Madame Ravary: dans quelle espèce de réalité alternative vivez-vous??? Les situations de privilège mènent inévitablement aux abus: abus de pouvoir, violence physique et sexuelle.  En témoignent les viols de guerre commis en Algérie dans les années 50, les centaines, voire milliers de viols commis sur des femmes en pays alliés (France et Angleterre) par les GI américains lors de la deuxième guerre mondiale, l’abus constant d’enfants dans les pensionnats religieux du Québec à la même époque. En témoigne une culture du viol encore fortement ancrée dans nos moeurs, et toujours aujourd’hui des juges banalisent l’agression sexuelle en raison de l’habillement ou du supposé « plaisir » qu’aurait eu la victime, toujours des imbéciles de première classe tel Roosh V défendent la pratique du « viol légal » [sic].

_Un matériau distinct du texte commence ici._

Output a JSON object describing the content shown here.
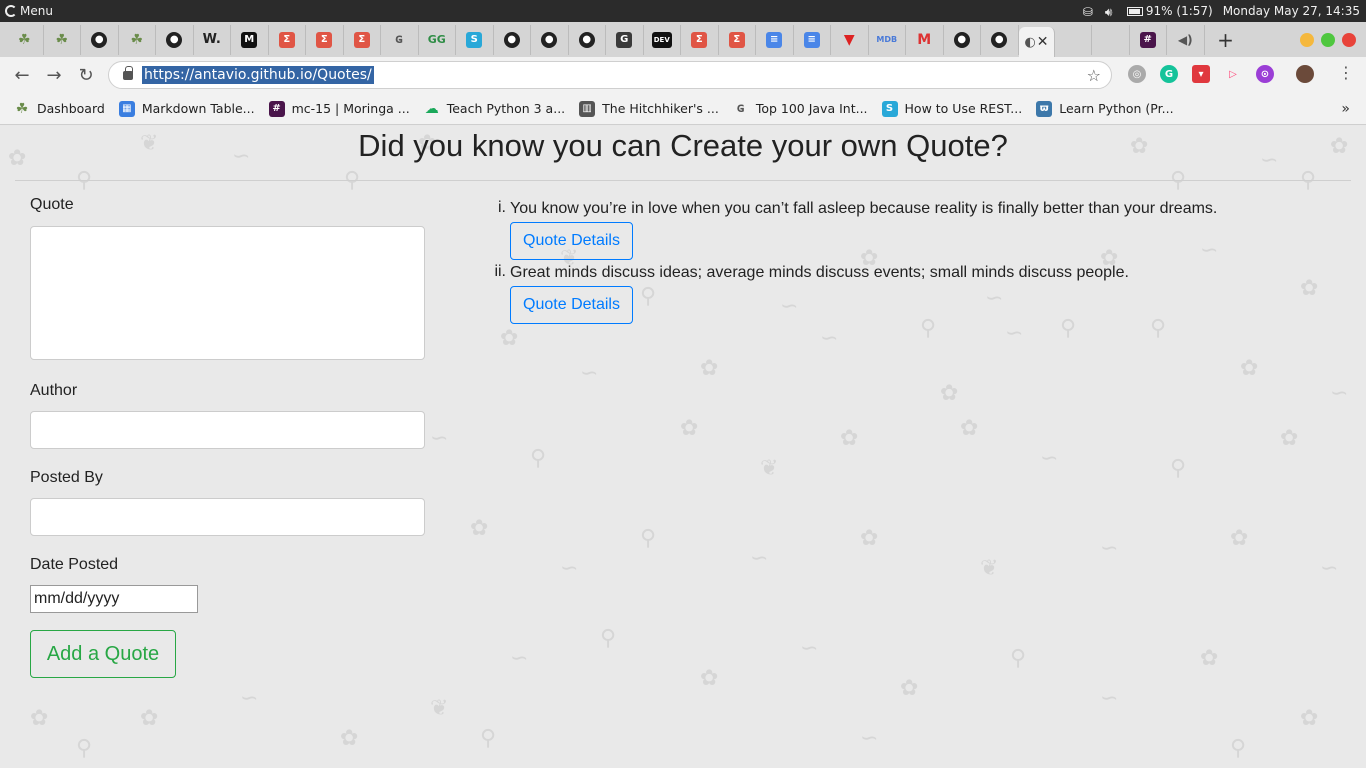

Madame Ravary adhère à la thèse selon laquelle  » la libération des mœurs sexuelles mènerait tout droit à l’anarchie sexuelle, à une augmentation des divorces, à de la négligence parentale, à une augmentation des problèmes de santé mentale. »

Ceci révèle: 1) une méconnaissance de la signification du terme anarchie, utilisé ici péjorativement comme « chaos, désordre » plutôt que proprement comme absence de hiérarchie. 2) une méconnaissance de plus de deux siècles de luttes féministes, avec notamment l’enjeu du contrôle des naissances, du contrôle du corps, qui remonte facilement jusqu’au XIXème siècle (et encore plus loin, en réalité, mais restons-en à l’histoire moderne) 3) un ramassis de préjugés sur la négligence parentale et la santé mentale, et j’en passe.

Et Madame Ravary conclut enfin sur ces deux perles: « lorsque la culture populaire glorifie une sexualité-divertissement déconnectée des sentiments, doit-on s’étonner quand cela arrive » et surtout « La nouveauté de notre époque «pas mêlée à peu près», c’est qu’ils [les pimps] arrivent à faire croire à leurs proies qu’elles sont consentantes. » Misère!

Mais c’est ainsi que toutes les cultures de domination fonctionne! Le motus operandi habituel – acheter quelques babioles, des vêtements, de la drogue, peu importe, puis réclamer un remboursement – est le propre de la domination économique et de l’esclavage depuis l’antiquité. Et dans tous les cas, ces relations sont librement consenties: la personne contractant la dette n’arrive pas à payer et se résout à se vendre en esclavage, bien que les dés soient pipés dès le départ. David Graeber en fait la démonstration éloquente dans « Debt: the first 5000 years. » Chaque fois que l’argent est vu comme tangible, réel, séparé des relations humaines, il est utilisé comme outil menant inévitablement à l’esclavage économique.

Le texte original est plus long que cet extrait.